Из других двух миллионов галичан, называющих себя термином, насильно внедряемым немцами, поляками и Ватиканом, нужно отнять порядочный миллион несознательных и малосознательных «украинцев», не фанатиков, которые, если им так скажут, будут называть себя опять русскими или русинами. Остается всего около полмиллиона «завзятущих» галичан, которые стремятся привить свое украинство (то есть ненависть к России и всему Русскому) 35 миллионам русских людей Южной России и с помощью этой ненависти создать новый народ, литературный язык и государство».[145]

Понятно, что к настоящему моменту усилиями коммунистов и самостийников число «украинцев» раздуто до немыслимых размеров и значительно превышает указанную И.Н.Терехом цифру. Однако перемена обстоятельств (прежде всего восстановление в Малороссии Русской власти) вернет ее к первоначальной величине и, не думаю, что она намного будет превышать эти самые «полмиллиона завзятущих». Но как бы там ни было сегодня нас должна заботить участь не этого украинского меньшинства, а того Русского большинства, которое подвергается жестокому и унизительному угнетению со стороны самостийнической власти). Так что речь идет, еще раз подчеркну, не об огульном отрицании того реального факта, что из среды Русского Народа на определенном историческом этапе выделилась популяция «украинцев», численность коей на сегодняшний день, возможно, уже измеряется не тысячами, а миллионами. Я и не призываю к игнорированию данного исторического явления. Однако полагаю, что при этом нам следует, во-первых, восстановить истинные причины, обусловившие возникновение данной человеческой общности. И какой бы шокирующей и малоприятной не показалась кое-кому эта правда, она должна быть обнародована. Во-вторых, нам следует знать, что в течение долгих веков под польским, еврейским, немецким, румынским, венгерским игом сотни поколений Русских православных людей боролись и умирали за то, чтобы оставаться самими собой, т. е. Русскими и Православными. Боролись невзирая на беспрецедентный террор оккупантов. Забвение этой борьбы кощунственно и преступно. Тем не менее правда о ней до сих пор находится под спудом и причина здесь одна: она полностью разрушает версию «украинской истории», сочиненную самостийниками. Реальный «этногенез» «украинского народа» заключался в том, что не все Русские выдержали тяжесть этой борьбы: кто-то испугался, кто-то купился на посулы «лучшей жизни» и отрекся, вначале от веры отцов (уйдя в унию или католицизм), а следом и от своей природной национальности (став «украинцем»). Такова объективная историческая истина и каждый честный человек должен защищать ее от любых посягательств и инсинуаций. Во имя светлой памяти наших героических предков, ради достойного будущего наших детей.

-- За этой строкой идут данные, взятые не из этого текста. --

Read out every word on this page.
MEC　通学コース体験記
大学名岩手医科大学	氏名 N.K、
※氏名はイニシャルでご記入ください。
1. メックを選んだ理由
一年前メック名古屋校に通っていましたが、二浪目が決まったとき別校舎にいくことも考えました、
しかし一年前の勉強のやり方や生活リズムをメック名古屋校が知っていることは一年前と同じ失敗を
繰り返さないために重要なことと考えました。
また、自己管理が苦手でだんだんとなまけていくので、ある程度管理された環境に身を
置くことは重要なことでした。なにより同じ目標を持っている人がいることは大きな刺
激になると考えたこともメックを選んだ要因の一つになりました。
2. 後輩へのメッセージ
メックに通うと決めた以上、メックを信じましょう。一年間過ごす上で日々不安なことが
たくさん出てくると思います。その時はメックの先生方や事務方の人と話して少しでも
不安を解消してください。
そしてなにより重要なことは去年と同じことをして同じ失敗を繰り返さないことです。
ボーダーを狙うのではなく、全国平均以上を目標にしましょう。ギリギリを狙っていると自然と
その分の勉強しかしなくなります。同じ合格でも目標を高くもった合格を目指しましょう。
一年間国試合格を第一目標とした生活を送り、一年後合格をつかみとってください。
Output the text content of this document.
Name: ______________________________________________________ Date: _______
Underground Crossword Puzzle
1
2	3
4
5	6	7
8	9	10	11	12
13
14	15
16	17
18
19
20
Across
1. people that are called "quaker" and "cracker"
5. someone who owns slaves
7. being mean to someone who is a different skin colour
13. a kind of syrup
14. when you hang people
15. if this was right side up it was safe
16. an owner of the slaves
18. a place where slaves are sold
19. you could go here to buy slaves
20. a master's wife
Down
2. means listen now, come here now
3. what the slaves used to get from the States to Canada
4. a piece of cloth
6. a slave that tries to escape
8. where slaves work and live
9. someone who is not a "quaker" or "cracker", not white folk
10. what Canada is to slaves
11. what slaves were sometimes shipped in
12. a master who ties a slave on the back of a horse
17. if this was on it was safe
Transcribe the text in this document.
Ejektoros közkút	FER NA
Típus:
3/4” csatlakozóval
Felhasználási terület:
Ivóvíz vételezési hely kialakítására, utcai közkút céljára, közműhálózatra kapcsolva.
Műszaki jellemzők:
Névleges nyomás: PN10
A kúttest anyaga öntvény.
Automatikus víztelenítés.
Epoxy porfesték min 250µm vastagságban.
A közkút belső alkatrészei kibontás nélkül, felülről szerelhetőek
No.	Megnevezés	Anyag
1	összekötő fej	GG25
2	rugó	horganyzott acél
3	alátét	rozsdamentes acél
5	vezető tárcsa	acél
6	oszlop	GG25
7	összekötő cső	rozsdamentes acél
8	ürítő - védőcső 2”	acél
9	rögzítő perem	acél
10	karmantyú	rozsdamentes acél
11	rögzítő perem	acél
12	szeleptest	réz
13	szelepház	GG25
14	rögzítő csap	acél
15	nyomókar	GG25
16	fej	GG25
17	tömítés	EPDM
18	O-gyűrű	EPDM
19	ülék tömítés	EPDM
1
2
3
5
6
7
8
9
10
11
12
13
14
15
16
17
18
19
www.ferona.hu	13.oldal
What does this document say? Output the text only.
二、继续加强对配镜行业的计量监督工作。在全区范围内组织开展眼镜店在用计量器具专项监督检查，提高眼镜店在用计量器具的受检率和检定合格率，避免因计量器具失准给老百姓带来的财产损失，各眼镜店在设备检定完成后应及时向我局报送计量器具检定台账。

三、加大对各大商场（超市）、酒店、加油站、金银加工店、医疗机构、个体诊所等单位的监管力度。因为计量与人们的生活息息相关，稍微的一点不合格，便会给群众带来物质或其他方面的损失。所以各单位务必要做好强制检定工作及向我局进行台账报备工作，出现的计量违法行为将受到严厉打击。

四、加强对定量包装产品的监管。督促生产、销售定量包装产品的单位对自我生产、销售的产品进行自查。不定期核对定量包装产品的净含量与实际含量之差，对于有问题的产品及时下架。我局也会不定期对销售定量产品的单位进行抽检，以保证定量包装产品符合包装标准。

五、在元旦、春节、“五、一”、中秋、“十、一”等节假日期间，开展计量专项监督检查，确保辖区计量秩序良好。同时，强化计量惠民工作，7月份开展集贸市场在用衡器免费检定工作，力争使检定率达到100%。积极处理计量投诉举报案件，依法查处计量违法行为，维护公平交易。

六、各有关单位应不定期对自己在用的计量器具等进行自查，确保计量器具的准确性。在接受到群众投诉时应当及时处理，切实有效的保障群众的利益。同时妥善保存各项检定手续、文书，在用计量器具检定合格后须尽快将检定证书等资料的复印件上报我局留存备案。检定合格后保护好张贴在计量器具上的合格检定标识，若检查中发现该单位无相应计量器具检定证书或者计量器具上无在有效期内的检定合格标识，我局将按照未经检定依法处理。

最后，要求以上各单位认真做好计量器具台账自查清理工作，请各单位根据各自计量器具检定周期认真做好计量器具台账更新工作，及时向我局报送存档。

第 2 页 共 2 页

И, наконец, последнее. Несмотря, на многочисленные преступления, совершенные «украинцами» против собственного народа как в прошлом, так и настоящем, у меня, как и большинства Русских людей нет никакой враждебности к этим одураченным, погибающим людям. Я всегда помню, что в жилах большинства из них (хотя далеко не всех) течет все же Русская кровь, и поэтому твердо верю: узнав всю правду о причинах, оторвавших их от родного племени, они найдут в себе мужество и силы сбросить омерзительный гнет украинской химеры и вернуться в лоно Русской Нации, которой принадлежат и по происхождению, и по крови.